The growth in demand, which pushed sales up from the previous record – set just a year earlier – of $6.56 billion and to nearly double the 10-year average of $3.57 billion, will be stoked in part by the country’s booming civil infrastructure spend that will raise the value of existing assets, JLL’s Australian Industrial Investment Review 2017 says.
“Sale and leaseback deals remained the theme in 2016 and we expect to see an increased frequency of this type of deal in 2017,” said Michael Fenton, JLL’s head of industrial for Australia. “Given the stage of the cycle, corporates will look to capitalise on current pricing to sell existing assets while fund managers will continue to pay premiums for stabilised income profiles – bringing forward more sale and leasebacks.”
Sydney and Melbourne dominated the industrial market, accounting for more than 77 per cent of the national sales volume.
Institutionalisation rapid
“Australia’s industrial market has undergone a rapid institutionalisation over the past decade,” Mr Fenton said. “Portfolio transaction volumes have risen by an annual average of 155 per cent since 2013. Such growth, in part, was a function of the increased offshore demand for Australian logistics assets.”
Last year, $2.9 billion (or 39 per cent) of the total was capital from direct offshore investment.
Sydney and Melbourne are still high-growth markets, but pricing will be accordingly sharp, JLL said. Brisbane and Perth will present counter-cyclical opportunities, with rental contractions subsiding in the year.

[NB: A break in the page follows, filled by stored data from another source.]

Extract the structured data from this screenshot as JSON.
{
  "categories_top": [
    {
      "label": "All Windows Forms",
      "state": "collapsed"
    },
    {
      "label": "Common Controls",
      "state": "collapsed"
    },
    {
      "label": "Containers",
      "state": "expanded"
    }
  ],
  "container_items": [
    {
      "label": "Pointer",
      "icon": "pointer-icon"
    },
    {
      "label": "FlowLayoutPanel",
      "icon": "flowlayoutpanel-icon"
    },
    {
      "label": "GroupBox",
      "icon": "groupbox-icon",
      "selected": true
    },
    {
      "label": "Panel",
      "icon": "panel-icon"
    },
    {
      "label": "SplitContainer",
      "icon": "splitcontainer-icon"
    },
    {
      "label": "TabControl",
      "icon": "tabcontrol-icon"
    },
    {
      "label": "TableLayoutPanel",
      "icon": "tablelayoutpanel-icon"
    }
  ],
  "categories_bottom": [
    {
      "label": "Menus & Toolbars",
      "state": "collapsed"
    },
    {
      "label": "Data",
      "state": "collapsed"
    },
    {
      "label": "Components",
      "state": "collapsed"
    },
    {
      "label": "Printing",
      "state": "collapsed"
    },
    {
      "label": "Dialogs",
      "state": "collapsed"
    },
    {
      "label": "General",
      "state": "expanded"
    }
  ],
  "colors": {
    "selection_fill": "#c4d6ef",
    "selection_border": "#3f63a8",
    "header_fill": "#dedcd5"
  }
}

The continued strength was sustainable, JLL said.
“The good news is that supply conditions between now and previous construction peak are markedly different,” senior industrial analyst Sas Liyanage said.
“Firstly, this year’s expected supply is approximately 34 per cent below that in 2006 to 2008. Secondly, the majority of new stock coming online is being absorbed by the market. During the previous peak, 34 per cent of the newly-built space was vacant upon completion. This year, we are running at an unleased rate of 13 per cent for assets completed or under-construction.”